Il film del 1978 in verità mostra la decadenza come tratto essenziale della struttura e dell’anima di questo spazio. Impossibile trovare un senso a qualcosa che ha al suo interno una tale nostalgia: va solo tenuto in vita, come un ricordo, come un bel giorno che fu. Mario Del Monaco è elegantissimo nella sua regale illusione, lo è meno il povero Ugo Tognazzi tormentato da un’età inquieta – la vecchiaia – e soprattuto dalla giovane Ornella Muti, bellissima e disperata nel suo mestiere di cameriera. Ugo Tognazzi, alias Picchio, si giocherà così tutte le carte di un’esistenza traballante per quel magnifico primo amore e una volta da lei abbandonato non gli resterà che aspettare la morte tornando all’ospizio, al Grand Hotel appunto da cui era fuggito con il sangue ancora vivo in petto.

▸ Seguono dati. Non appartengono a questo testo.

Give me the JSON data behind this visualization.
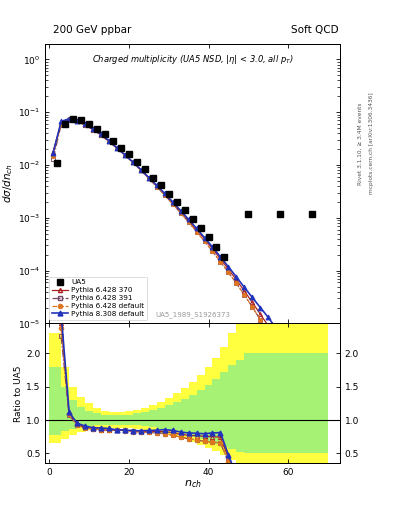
{
  "title_left": "200 GeV ppbar",
  "title_right": "Soft QCD",
  "plot_title": "Charged multiplicity (UA5 NSD, |\\eta| < 3.0, all p_{T})",
  "ylabel_main": "d\\sigma/dn_{ch}",
  "ylabel_ratio": "Ratio to UA5",
  "xlabel": "n_{ch}",
  "right_label1": "Rivet 3.1.10, ≥ 3.4M events",
  "right_label2": "mcplots.cern.ch [arXiv:1306.3436]",
  "watermark": "UA5_1989_S1926373",
  "ylim_main": [
    1e-05,
    2.0
  ],
  "xlim": [
    -1,
    73
  ],
  "ua5_x": [
    2,
    4,
    6,
    8,
    10,
    12,
    14,
    16,
    18,
    20,
    22,
    24,
    26,
    28,
    30,
    32,
    34,
    36,
    38,
    40,
    42,
    44,
    50,
    58,
    66
  ],
  "ua5_y": [
    0.011,
    0.06,
    0.075,
    0.07,
    0.06,
    0.049,
    0.038,
    0.029,
    0.021,
    0.016,
    0.0115,
    0.0083,
    0.0057,
    0.0041,
    0.0028,
    0.002,
    0.0014,
    0.00095,
    0.00065,
    0.00043,
    0.00028,
    0.00018,
    0.0012,
    0.0012,
    0.0012
  ],
  "py6_370_x": [
    1,
    3,
    5,
    7,
    9,
    11,
    13,
    15,
    17,
    19,
    21,
    23,
    25,
    27,
    29,
    31,
    33,
    35,
    37,
    39,
    41,
    43,
    45,
    47,
    49,
    51,
    53,
    55,
    57,
    59,
    61,
    63,
    65,
    67,
    69
  ],
  "py6_370_y": [
    0.018,
    0.063,
    0.074,
    0.068,
    0.058,
    0.047,
    0.037,
    0.028,
    0.021,
    0.0155,
    0.0113,
    0.0081,
    0.0057,
    0.004,
    0.0028,
    0.00192,
    0.00131,
    0.00089,
    0.0006,
    0.0004,
    0.00026,
    0.000167,
    0.000106,
    6.7e-05,
    4.1e-05,
    2.5e-05,
    1.5e-05,
    9e-06,
    5.2e-06,
    2.9e-06,
    1.5e-06,
    7.5e-07,
    3.4e-07,
    1.4e-07,
    5e-08
  ],
  "py6_391_x": [
    1,
    3,
    5,
    7,
    9,
    11,
    13,
    15,
    17,
    19,
    21,
    23,
    25,
    27,
    29,
    31,
    33,
    35,
    37,
    39,
    41,
    43,
    45,
    47,
    49,
    51,
    53,
    55,
    57,
    59,
    61,
    63,
    65,
    67,
    69
  ],
  "py6_391_y": [
    0.013,
    0.058,
    0.072,
    0.067,
    0.057,
    0.047,
    0.037,
    0.028,
    0.021,
    0.0155,
    0.0113,
    0.008,
    0.0056,
    0.0039,
    0.0027,
    0.00183,
    0.00124,
    0.00083,
    0.00055,
    0.00036,
    0.000231,
    0.000147,
    9.24e-05,
    5.72e-05,
    3.47e-05,
    2.05e-05,
    1.18e-05,
    6.5e-06,
    3.4e-06,
    1.7e-06,
    7.8e-07,
    3.3e-07,
    1.3e-07,
    4.5e-08,
    1.4e-08
  ],
  "py6_def_x": [
    1,
    3,
    5,
    7,
    9,
    11,
    13,
    15,
    17,
    19,
    21,
    23,
    25,
    27,
    29,
    31,
    33,
    35,
    37,
    39,
    41,
    43,
    45,
    47,
    49,
    51,
    53,
    55,
    57
  ],
  "py6_def_y": [
    0.015,
    0.061,
    0.073,
    0.067,
    0.057,
    0.047,
    0.037,
    0.028,
    0.021,
    0.0154,
    0.0112,
    0.008,
    0.0056,
    0.0039,
    0.0027,
    0.00183,
    0.00124,
    0.00083,
    0.00055,
    0.00036,
    0.000232,
    0.000148,
    9.29e-05,
    5.74e-05,
    3.47e-05,
    2.05e-05,
    1.18e-05,
    6.5e-06,
    3.4e-06
  ],
  "py8_def_x": [
    1,
    3,
    5,
    7,
    9,
    11,
    13,
    15,
    17,
    19,
    21,
    23,
    25,
    27,
    29,
    31,
    33,
    35,
    37,
    39,
    41,
    43,
    45,
    47,
    49,
    51,
    53,
    55,
    57,
    59,
    61,
    63,
    65,
    67,
    69
  ],
  "py8_def_y": [
    0.017,
    0.067,
    0.075,
    0.069,
    0.059,
    0.048,
    0.038,
    0.029,
    0.021,
    0.0156,
    0.0114,
    0.0082,
    0.0058,
    0.0041,
    0.0029,
    0.002,
    0.00137,
    0.00093,
    0.00063,
    0.00042,
    0.00028,
    0.000182,
    0.000118,
    7.6e-05,
    4.8e-05,
    3.1e-05,
    2e-05,
    1.3e-05,
    8e-06,
    4.8e-06,
    2.7e-06,
    1.4e-06,
    6.5e-07,
    2.6e-07,
    8e-08
  ],
  "color_py6_370": "#aa2222",
  "color_py6_391": "#774466",
  "color_py6_def": "#dd7722",
  "color_py8_def": "#2233bb",
  "ratio_ylim": [
    0.35,
    2.45
  ],
  "ratio_yticks": [
    0.5,
    1.0,
    1.5,
    2.0
  ],
  "yellow_band_x": [
    0,
    2,
    4,
    6,
    8,
    10,
    12,
    14,
    16,
    18,
    20,
    22,
    24,
    26,
    28,
    30,
    32,
    34,
    36,
    38,
    40,
    42,
    44,
    46,
    48,
    50,
    52,
    54,
    56,
    58,
    60,
    62,
    64,
    66,
    68,
    70
  ],
  "yellow_lo": [
    0.65,
    0.65,
    0.72,
    0.78,
    0.82,
    0.85,
    0.87,
    0.88,
    0.88,
    0.88,
    0.88,
    0.87,
    0.85,
    0.83,
    0.8,
    0.77,
    0.74,
    0.71,
    0.67,
    0.63,
    0.58,
    0.53,
    0.47,
    0.4,
    0.35,
    0.35,
    0.35,
    0.35,
    0.35,
    0.35,
    0.35,
    0.35,
    0.35,
    0.35,
    0.35,
    0.35
  ],
  "yellow_hi": [
    2.3,
    2.3,
    1.8,
    1.5,
    1.35,
    1.25,
    1.18,
    1.14,
    1.12,
    1.12,
    1.13,
    1.15,
    1.18,
    1.22,
    1.27,
    1.33,
    1.4,
    1.48,
    1.57,
    1.68,
    1.8,
    1.93,
    2.1,
    2.3,
    2.45,
    2.45,
    2.45,
    2.45,
    2.45,
    2.45,
    2.45,
    2.45,
    2.45,
    2.45,
    2.45,
    2.45
  ],
  "green_band_x": [
    0,
    2,
    4,
    6,
    8,
    10,
    12,
    14,
    16,
    18,
    20,
    22,
    24,
    26,
    28,
    30,
    32,
    34,
    36,
    38,
    40,
    42,
    44,
    46,
    48,
    50,
    52,
    54,
    56,
    58,
    60,
    62,
    64,
    66,
    68,
    70
  ],
  "green_lo": [
    0.78,
    0.78,
    0.83,
    0.87,
    0.9,
    0.91,
    0.92,
    0.93,
    0.93,
    0.93,
    0.93,
    0.92,
    0.91,
    0.89,
    0.87,
    0.84,
    0.82,
    0.79,
    0.75,
    0.72,
    0.68,
    0.64,
    0.6,
    0.56,
    0.52,
    0.5,
    0.5,
    0.5,
    0.5,
    0.5,
    0.5,
    0.5,
    0.5,
    0.5,
    0.5,
    0.5
  ],
  "green_hi": [
    1.8,
    1.8,
    1.5,
    1.3,
    1.2,
    1.14,
    1.1,
    1.08,
    1.07,
    1.07,
    1.08,
    1.1,
    1.12,
    1.15,
    1.18,
    1.22,
    1.27,
    1.32,
    1.38,
    1.45,
    1.53,
    1.62,
    1.72,
    1.82,
    1.9,
    2.0,
    2.0,
    2.0,
    2.0,
    2.0,
    2.0,
    2.0,
    2.0,
    2.0,
    2.0,
    2.0
  ]
}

Mentre fuori inizia a fare buio mi rendo conto che il mio lato Linklater inizia a prendere il sopravvento. Un filo di malessere depressivo mi conquista tra legni rotti e marmi scheggiati (nulla è così miserabile come un marmo scheggiato). Il tempo stretto in cui mi trovo è fatto del medesimo taglio di luce che illumina le imperfezioni relegando all’ombra il compito di ricordare la bellezza smarrita. Un tempo dentro al quale rigenerare significa dare senso al mantenere, in cui innovare significa dare nuovo spazio alla memoria.

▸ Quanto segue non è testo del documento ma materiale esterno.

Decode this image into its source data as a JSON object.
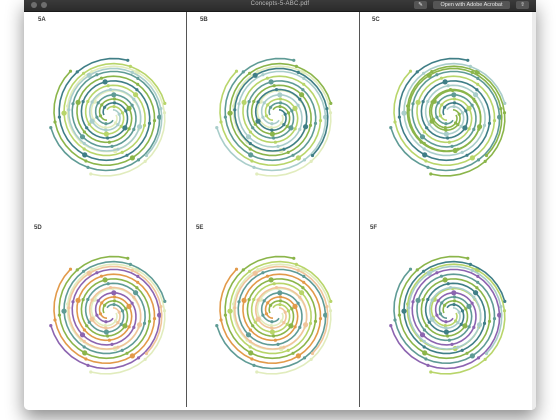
{
  "window": {
    "title": "Concepts-5-ABC.pdf",
    "buttons": {
      "open_with": "Open with Adobe Acrobat"
    }
  },
  "panels": [
    {
      "id": "5A",
      "label": "5A"
    },
    {
      "id": "5B",
      "label": "5B"
    },
    {
      "id": "5C",
      "label": "5C"
    },
    {
      "id": "5D",
      "label": "5D"
    },
    {
      "id": "5E",
      "label": "5E"
    },
    {
      "id": "5F",
      "label": "5F"
    }
  ],
  "colors": {
    "teal": "#5f9b95",
    "dark_teal": "#3f7e86",
    "light_teal": "#a9cdca",
    "green": "#8bb54a",
    "lime": "#b8d56a",
    "pale_lime": "#e1ecbd",
    "purple": "#8c64b0",
    "orange": "#e29a4a",
    "peach": "#f0c49a"
  }
}
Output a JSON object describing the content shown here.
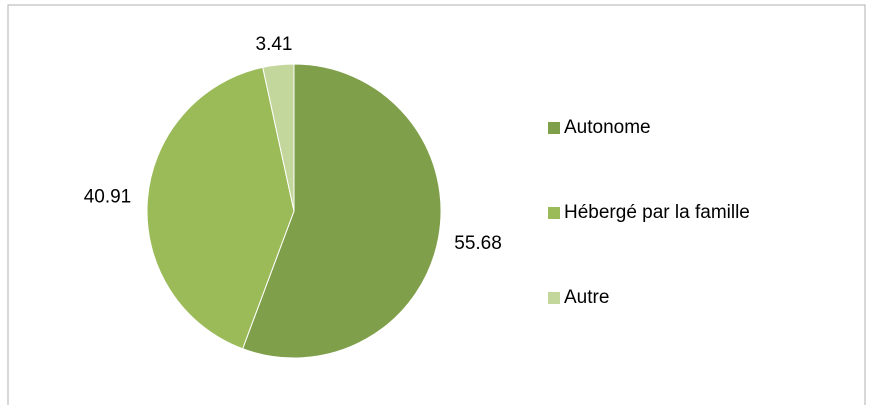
{
  "chart_data": {
    "type": "pie",
    "categories": [
      "Autonome",
      "Hébergé par la famille",
      "Autre"
    ],
    "values": [
      55.68,
      40.91,
      3.41
    ],
    "colors": [
      "#7f9f4a",
      "#9bbb59",
      "#c3d69b"
    ],
    "legend": "right"
  }
}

Il Grand Hotel si staglia davanti a me mentre un ramo mi straccia i pantaloni all’altezza del polpaccio. Mi pare il segno più bello e ben augurante di un tempo che deve prima di tutto resistere oggi, per riempierci gli occhi domani. Come mostra Wes Anderson che con Grand Budapest Hotel ha superato l’interpretazione di un passato banalmente cronologico ed evolutivo come quello proposto invece pateticamente da Richard Linklater con Boyhood. Anderson ha dato evidenza a un passato parallelo che ci accompagna ogni giorno, una linea del tempo che si è fatta gomitolo e quindi all’occorrenza ottima per una sciarpa un berretto o anche per un maglione.

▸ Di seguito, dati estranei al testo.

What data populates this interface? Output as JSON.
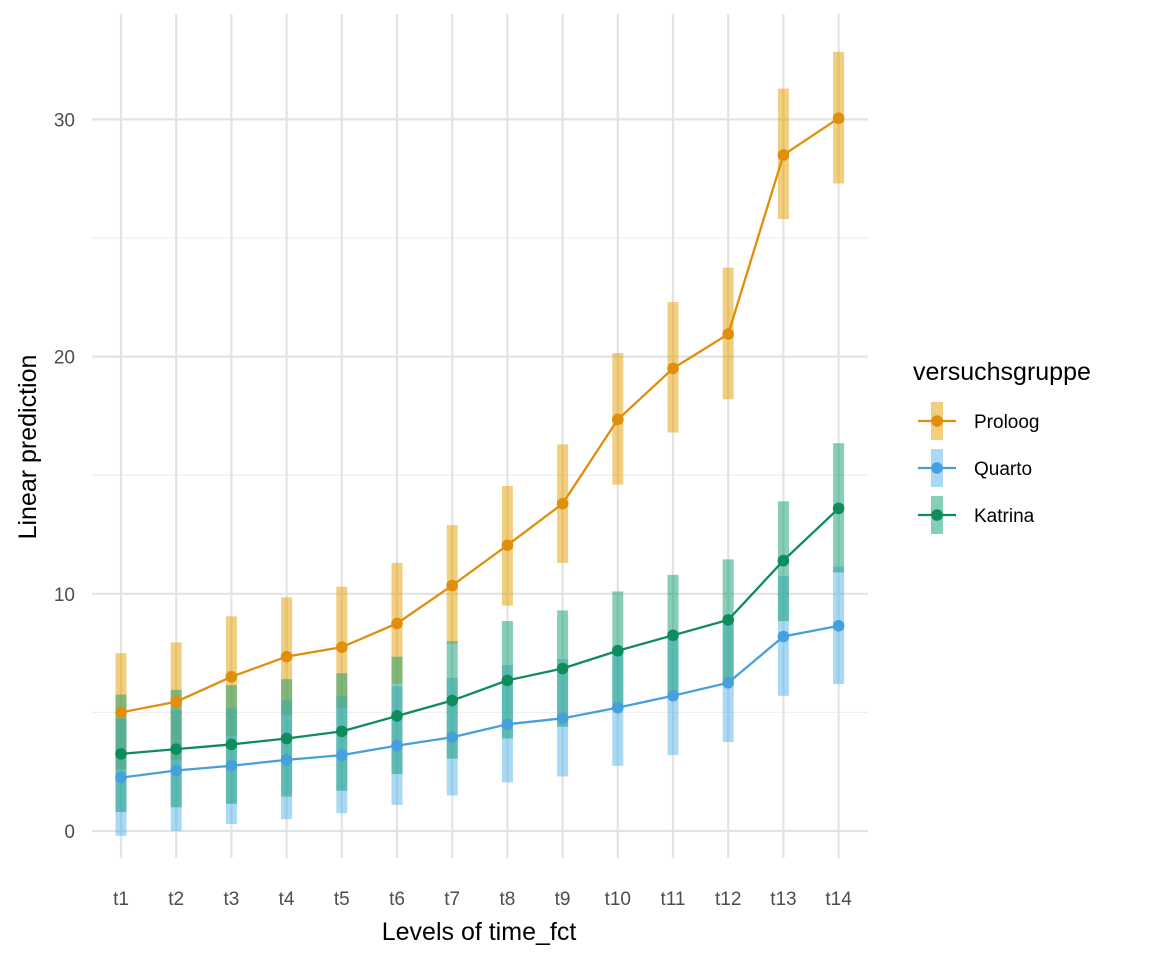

La poca grazia di Dino Risi (consueta poca grazia) si rivela utilissima nel raccontare quale sotto testo la decadenza di un Grand Hotel che non è nemmeno più un albergo e in fondo nemmeno propriamente una casa di riposo, anzi non è proprio più nulla: esiste, ingombra, ma non è nulla.
La decadenza dunque è la perdita di significato a cui segue quella dalla forma. I calcinacci che si staccano, i tubi che si rompono e gli ospiti che uno ad uno se ne vanno morendo e non partendo a bordo di auto fuoriserie verso nuovi lidi esclusivi. in Primo amore si muore, ma prima si perde di senso. La regalità che fu esclusività ora si tramuta in drammatica diversità, in una follia che non può lasciare spazio ad altro che a una dolora insensatezza, una amore che si tramuta in un inspiegabile abbandono. Primo amore ha la vitalità di un tempo scontento quanto disgraziato, ma aperto ad ogni irriguardosa e quindi splendida possibilità. È la prima volta e non conta se sarà anche l’ultima.
A San Pellegrino sono quasi tutti anziani e con delle espressioni che sembrano covare esclusivamente cattivi pensieri. Qui il rancore diviene irriducibile perché inspiegabile, come un amore perso, come un Grand Hotel abbandonato.